"I'll tell you where you can get most of the money," he said. "Dic has twenty-six hundred dollars in Billy Little's box. He'll loan it to you."

"That's just the thing," cried Mrs. Bays, joyfully. "Tom, you are the smartest boy on Blue. It took you to help us out." One would have thought from her praise that Tom, and not Dic, was to furnish the money. Addressing her husband, she continued:—

"You go over and see him this evening. If he won't loan it to us after all we have done for him, he ought to be horsewhipped."

"What have we ever done for him?" asked Tom. The Chief Justice sought for an answer. Failing to find a better one, she replied:—

"He's had five hundred meals in this house if he's had one."

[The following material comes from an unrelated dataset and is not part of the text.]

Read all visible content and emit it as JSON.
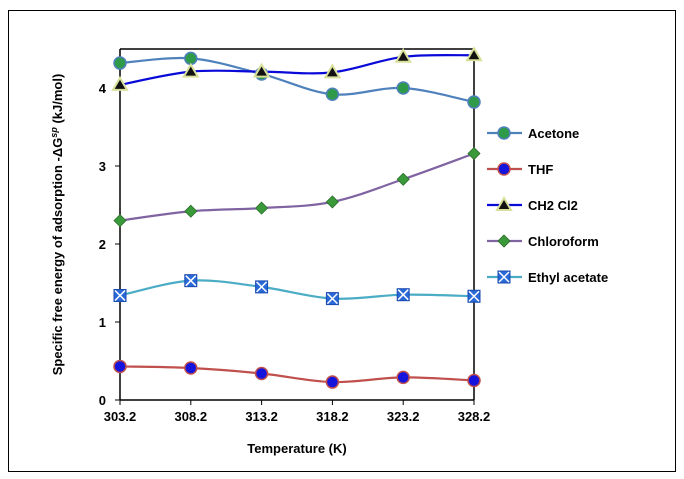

"And he's given us five hundred deer and turkeys if he's given us one," answered Tom.

"Well, you know, Tom, just as well as I do, that we have always been helping him. It is only your generous nature keeps you from saying so," responded Mrs. Bays. Tom laughed, and Tom, Sr., said:

"I'll go over and see him this evening. I wonder where he has been? I haven't seen him but once since he came home."

"Guess Williams scared him off," suggested Tom.

Rita tried in vain to think of some plan whereby she might warn Dic against loaning the money, or prevent her father from asking it. After supper Tom went to town while his father went up to see Dic.